May 22, 2015 | By Organization for Minorities of India (OFMI)
Sacramento, CA: South Asian diaspora will unite with community organizers and state legislators in California to rally at 3:30pm on May 22 outside the State Capitol Building in honor of Surat Singh Khalsa, a permanent resident of the United States who lives near Stockton, CA but has been on hunger-strike in Punjab, India since January 16 to demand release of political prisoners.
“On Friday, Surat Singh Khalsa will have been hungry for justice for 126 days,” says Bhajan Singh, who will speak at the rally. “Over the past four months, his family has faced political persecution in India while his state representatives at home were passing a resolution recognizing the Sikh Genocide that originally instigated his democratic protest. Indian jails are full of political prisoners arrested for peacefully dissenting from their government, including other hunger-strikers like Irom Sharmila of Manipur, and we will stand for their freedom.”
Speakers at the rally will include Jada Bernard (Organization for Minorities of India), Bhajan Singh (Organization for Minorities of India), Assemblymember Susan Eggman (representing Lathrop, Khalsa’s California hometown), Mandeep Kaur Dhillon (one of Khalsa’s five daughters), Pieter Friedrich (Sikh Information Centre), and Fr. Joshua Lickter (Incarnation Anglican Church).
Khalsa immigrated to the United States in 1988 not long after being shot by police who opened fire, without provocation, on demonstrators outside the Punjab Legislative Assembly during a peaceful protest demanding redress for the 1984 Sikh Genocide. On March 10, the City of Stockton (home to the oldest Sikh-American community in the country) recognized the tragedy, stating in a resolution: “Sikhs suffered a genocide in June 1984, when the Indian government launched a full-scale military invasion of the Sikh Harmandir Sahib (also called the Golden Temple) while thousands of pilgrims thronged the area for an annual Sikh festival [and] Sikhs suffered another genocide in November 1984, when Sikh communities in the capital of India, New Delhi, and other areas, were systematically targeted for murder by roving bands headed by political party members and members of parliament, and thousands died in these attacks.” In April, the California State Legislature followed suit, unanimously passing a similar resolution.
“It’s said that injustice anywhere is a threat to justice everywhere, but the injustice is not just happening anywhere as it touches us right here at home in California,” remarks Pieter Friedrich, an activist who has spent the past several months advocating for Khalsa. “Our state benefited from a huge population of Sikh immigrants largely because of the genocide they suffered in India. Today, 31 years later, Californian Sikhs are enduring oppression in India for standing for human rights and so we will do our small part to stand for them here, in Sacramento, thousands of miles from India.”
Since March, Organization for Minorities of India (OFMI) has worked with Khalsa’s family to draw attention to his cause. On February 8, Khalsa was arrested by Indian police for being on hunger-strike and force-fed for 74 days. On February 26, his son Ravinderjit Singh Gogi (a U.S. citizen), was arrested for visiting his father, who was detained in police custody at a civil hospital. Gogi was jailed, held for two months without arraignment, and tortured in custody.

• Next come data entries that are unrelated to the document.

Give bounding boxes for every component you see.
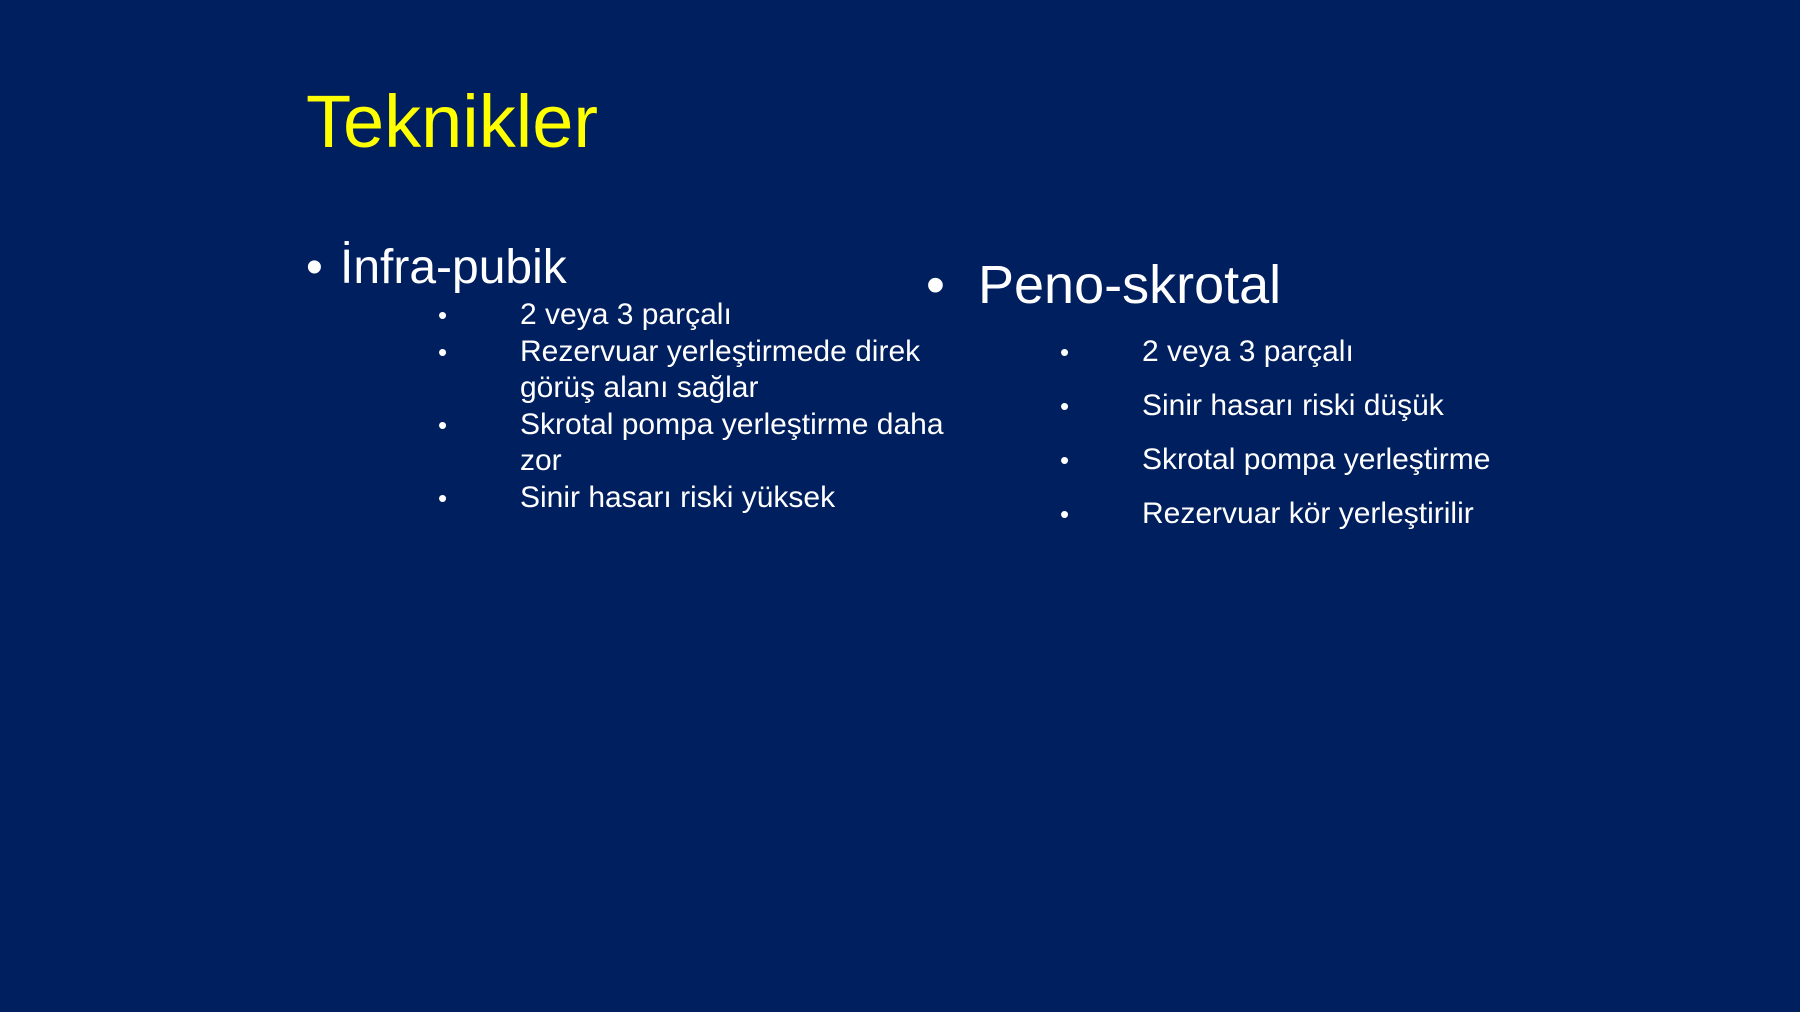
bullet-icon: •	[306, 241, 323, 294]
list-item	[438, 480, 968, 517]
list-item	[1060, 494, 1740, 534]
list-item	[438, 407, 968, 480]
list-item	[1060, 332, 1740, 372]
list-item	[438, 297, 968, 334]
list-item-text: 2 veya 3 parçalı	[1142, 335, 1354, 368]
bullet-icon: •	[1060, 391, 1070, 421]
bullet-icon: •	[926, 255, 945, 315]
list-item-text: Skrotal pompa yerleştirme	[1142, 443, 1491, 476]
right-column-heading	[926, 252, 1281, 318]
bullet-icon: •	[438, 336, 448, 367]
list-item-text: Rezervuar kör yerleştirilir	[1142, 497, 1474, 530]
left-column-heading	[306, 238, 567, 298]
list-item-text: Rezervuar yerleştirmede direk görüş alanı sağlar	[520, 334, 921, 404]
right-bullet-list	[1060, 332, 1740, 548]
list-item	[1060, 386, 1740, 426]
bullet-icon: •	[1060, 499, 1070, 529]
list-item-text: 2 veya 3 parçalı	[520, 298, 732, 331]
left-heading-text: İnfra-pubik	[340, 241, 567, 294]
list-item	[438, 334, 968, 407]
bullet-icon: •	[1060, 445, 1070, 475]
bullet-icon: •	[1060, 337, 1070, 367]
bullet-icon: •	[438, 482, 448, 513]
bullet-icon: •	[438, 300, 448, 330]
list-item	[1060, 440, 1740, 480]
bullet-icon: •	[438, 409, 448, 440]
list-item-text: Skrotal pompa yerleştirme daha zor	[520, 407, 944, 477]
list-item-text: Sinir hasarı riski düşük	[1142, 389, 1444, 422]
slide-title: Teknikler	[306, 80, 598, 163]
list-item-text: Sinir hasarı riski yüksek	[520, 480, 836, 514]
left-bullet-list	[438, 297, 968, 516]
right-heading-text: Peno-skrotal	[978, 255, 1282, 315]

Seven California congressional representatives joined an April 15 letter to U.S. Secretary of State John Kerry asking him to “assist” Gogi and Khalsa. Both were released from Indian police custody within two weeks. Since then, Khalsa’s family in the U.S. has been appealing to U.S. congressional representatives to speak in honor of Khalsa’s struggle.
The rally begins at 3:30pm on Friday, May 22 on the West Steps of the California State Capitol at the corner of 10th St. and L St.